Mexico’s Other Cartels: Tycoons That Dominate and Undermine Its Economy
Mexican billionaire Carlos Slim talks with other invited guests following President Enrique Pena Nieto's third state of the nation address at the National Palace, Mexico City, Sept. 2, 2015 (AP photo by Rebecca Blackwell).

Mexico’s cartels are known for their violence and ruthlessness, the control they exert over the drug trade and for Hollywood-esque escapes from so-called high-security prisons. But not much is known or even acknowledged outside the country about another network exerting significant power and doing its own damage to the country: an economic cartel that enjoys market domination in major sectors of the economy, beneficial treatment from the authorities and whose fortunes have skyrocketed at the expense of ordinary Mexicans.

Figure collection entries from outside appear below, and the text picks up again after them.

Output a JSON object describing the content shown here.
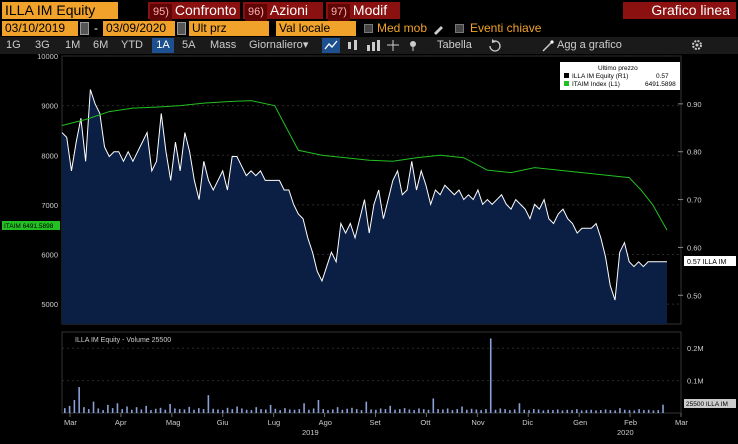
{
  "header": {
    "ticker": "ILLA IM Equity",
    "buttons": [
      {
        "num": "95)",
        "label": "Confronto"
      },
      {
        "num": "96)",
        "label": "Azioni"
      },
      {
        "num": "97)",
        "label": "Modif"
      }
    ],
    "title": "Grafico linea"
  },
  "controls": {
    "start_date": "03/10/2019",
    "end_date": "03/09/2020",
    "separator": "-",
    "field": "Ult prz",
    "currency": "Val locale",
    "moving_avg": "Med mob",
    "key_events": "Eventi chiave"
  },
  "tabs": [
    {
      "label": "1G",
      "selected": false
    },
    {
      "label": "3G",
      "selected": false
    },
    {
      "label": "1M",
      "selected": false
    },
    {
      "label": "6M",
      "selected": false
    },
    {
      "label": "YTD",
      "selected": false
    },
    {
      "label": "1A",
      "selected": true
    },
    {
      "label": "5A",
      "selected": false
    },
    {
      "label": "Mass",
      "selected": false
    },
    {
      "label": "Giornaliero",
      "selected": false
    },
    {
      "label": "Tabella",
      "selected": false
    },
    {
      "label": "Agg a grafico",
      "selected": false
    }
  ],
  "colors": {
    "accent": "#f0a22b",
    "title_bg": "#8b1010",
    "price_line": "#ffffff",
    "index_line": "#22c022",
    "area_fill": "#0b1f45",
    "tab_selected": "#1e4f8f"
  },
  "chart_data": [
    {
      "type": "line",
      "legend_title": "Ultimo prezzo",
      "series": [
        {
          "name": "ILLA IM Equity (R1)",
          "last": "0.57",
          "axis": "right",
          "x": [
            0,
            2,
            4,
            6,
            8,
            10,
            12,
            14,
            16,
            18,
            20,
            22,
            24,
            26,
            28,
            30,
            32,
            34,
            36,
            38,
            40,
            42,
            44,
            46,
            48,
            50,
            52,
            54,
            56,
            58,
            60,
            62,
            64,
            66,
            68,
            70,
            72,
            74,
            76,
            78,
            80,
            82,
            84,
            86,
            88,
            90,
            92,
            94,
            96,
            98,
            100,
            102,
            104,
            106,
            108,
            110,
            112,
            114,
            116,
            118,
            120,
            122,
            124,
            126,
            128,
            130,
            132,
            134,
            136,
            138,
            140,
            142,
            144,
            146,
            148,
            150,
            152,
            154,
            156,
            158,
            160,
            162,
            164,
            166,
            168,
            170,
            172,
            174,
            176,
            178,
            180,
            182,
            184,
            186,
            188,
            190,
            192,
            194,
            196,
            198,
            200,
            202,
            204,
            206,
            208,
            210,
            212,
            214,
            216,
            218,
            220,
            222,
            224,
            226,
            228,
            230,
            232,
            234,
            236,
            238,
            240,
            242,
            244,
            246,
            248,
            250,
            252,
            254,
            256
          ],
          "values": [
            0.84,
            0.83,
            0.76,
            0.82,
            0.87,
            0.78,
            0.93,
            0.9,
            0.88,
            0.81,
            0.79,
            0.8,
            0.8,
            0.78,
            0.8,
            0.78,
            0.8,
            0.82,
            0.84,
            0.76,
            0.78,
            0.88,
            0.8,
            0.74,
            0.82,
            0.76,
            0.84,
            0.8,
            0.74,
            0.7,
            0.78,
            0.74,
            0.72,
            0.74,
            0.76,
            0.72,
            0.79,
            0.79,
            0.77,
            0.75,
            0.76,
            0.75,
            0.76,
            0.74,
            0.74,
            0.74,
            0.74,
            0.72,
            0.72,
            0.69,
            0.67,
            0.66,
            0.62,
            0.59,
            0.55,
            0.53,
            0.56,
            0.59,
            0.57,
            0.65,
            0.63,
            0.65,
            0.62,
            0.66,
            0.7,
            0.63,
            0.69,
            0.72,
            0.66,
            0.7,
            0.74,
            0.76,
            0.71,
            0.72,
            0.78,
            0.72,
            0.76,
            0.73,
            0.69,
            0.72,
            0.71,
            0.73,
            0.72,
            0.71,
            0.72,
            0.7,
            0.71,
            0.7,
            0.72,
            0.69,
            0.7,
            0.69,
            0.7,
            0.71,
            0.69,
            0.68,
            0.7,
            0.69,
            0.68,
            0.66,
            0.69,
            0.68,
            0.7,
            0.66,
            0.65,
            0.67,
            0.68,
            0.66,
            0.65,
            0.63,
            0.64,
            0.64,
            0.64,
            0.65,
            0.62,
            0.58,
            0.52,
            0.49,
            0.59,
            0.61,
            0.57,
            0.56,
            0.57,
            0.56,
            0.57,
            0.57,
            0.57,
            0.57,
            0.57
          ]
        },
        {
          "name": "ITAIM Index (L1)",
          "last": "6491.5898",
          "axis": "left",
          "x": [
            0,
            10,
            20,
            30,
            40,
            50,
            60,
            70,
            80,
            90,
            100,
            110,
            120,
            130,
            140,
            150,
            160,
            170,
            180,
            190,
            200,
            210,
            220,
            230,
            240,
            245,
            250,
            256
          ],
          "values": [
            8600,
            8720,
            8880,
            8950,
            8970,
            9000,
            9050,
            9080,
            9100,
            9000,
            8100,
            8000,
            7950,
            7900,
            7880,
            7950,
            8000,
            7950,
            7700,
            7650,
            7750,
            7700,
            7650,
            7600,
            7550,
            7300,
            7000,
            6492
          ]
        }
      ],
      "ylim_left": [
        4600,
        10000
      ],
      "ylim_right": [
        0.44,
        1.0
      ],
      "left_ticks": [
        "5000",
        "6000",
        "7000",
        "8000",
        "9000",
        "10000"
      ],
      "right_ticks": [
        "0.50",
        "0.60",
        "0.70",
        "0.80",
        "0.90"
      ],
      "left_label": "ITAIM 6491.5898",
      "right_label": "0.57 ILLA IM",
      "x_ticks": [
        "Mar",
        "Apr",
        "Mag",
        "Giu",
        "Lug",
        "Ago",
        "Set",
        "Ott",
        "Nov",
        "Dic",
        "Gen",
        "Feb",
        "Mar"
      ],
      "x_years": [
        "2019",
        "2020"
      ]
    },
    {
      "type": "bar",
      "legend": "ILLA IM Equity - Volume 25500",
      "volume_label": "25500 ILLA IM",
      "right_ticks": [
        "0.1M",
        "0.2M"
      ],
      "ylim": [
        0,
        250000
      ],
      "values": [
        15000,
        22000,
        40000,
        80000,
        18000,
        12000,
        35000,
        14000,
        9000,
        25000,
        15000,
        30000,
        12000,
        20000,
        10000,
        18000,
        11000,
        22000,
        9000,
        13000,
        16000,
        10000,
        28000,
        14000,
        12000,
        11000,
        19000,
        10000,
        15000,
        12000,
        55000,
        13000,
        11000,
        9000,
        16000,
        12000,
        20000,
        14000,
        10000,
        9000,
        18000,
        12000,
        11000,
        25000,
        13000,
        9000,
        15000,
        11000,
        10000,
        12000,
        30000,
        10000,
        14000,
        40000,
        12000,
        9000,
        11000,
        18000,
        10000,
        13000,
        16000,
        12000,
        9000,
        35000,
        11000,
        10000,
        14000,
        12000,
        22000,
        10000,
        12000,
        15000,
        11000,
        9000,
        14000,
        12000,
        10000,
        45000,
        12000,
        11000,
        14000,
        9000,
        12000,
        20000,
        10000,
        13000,
        11000,
        9000,
        12000,
        230000,
        10000,
        14000,
        12000,
        9000,
        11000,
        30000,
        10000,
        9000,
        12000,
        11000,
        8000,
        10000,
        9000,
        11000,
        8000,
        10000,
        9000,
        12000,
        8000,
        9000,
        10000,
        8000,
        9000,
        11000,
        9000,
        8000,
        15000,
        10000,
        9000,
        8000,
        12000,
        9000,
        10000,
        8000,
        9000,
        25500
      ]
    }
  ]
}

A new bi-annual report by Coneval, a Mexican government agency evaluating social policies, should raise the alarm. It showed that Mexico’s overall poverty rate rose in 2014 to an embarrassingly high 46.2 percent, representing 55.3 million people, up from 44.3 percent in 2008. Nonetheless, from 2008 to 2014, economic growth averaged 1.9 percent, based on figures from the World Bank. The fact that overall poverty is on the rise again not only represents a major failure in Mexico’s economic policy and federal social assistance programs, it also puzzles economists who have repeatedly praised Mexico’s macroeconomic management and openness. Why is poverty growing in a country with sound economic indicators and stable, albeit mediocre, growth? What malfunctions in the Mexican economy prevent it from joining the developed countries’ club? And most importantly, is there a way out of the poverty trap?

Until the 1970s, Mexico was a semi-socialist country, where most industries were state monopolies, and high tariffs were imposed on foreign goods under an import-substitution scheme. But with debt crises in the 1980s and 1990s, a wave of industries were privatized and the economy gradually opened. Government industries were sold to a handful of affluent Mexican families and were soon turned into oligopolies that dominated the market in most sectors of the economy. Although Mexico’s entry into NAFTA in 1994 and the World Trade Organization in 1995 allowed for the entry of more goods and competition, the government shielded and barred competition in key sectors, notably telecommunications and energy. In other sectors, the control of established Mexican companies was, and remains, so outright that national and foreign competitors have struggled to keep their businesses afloat.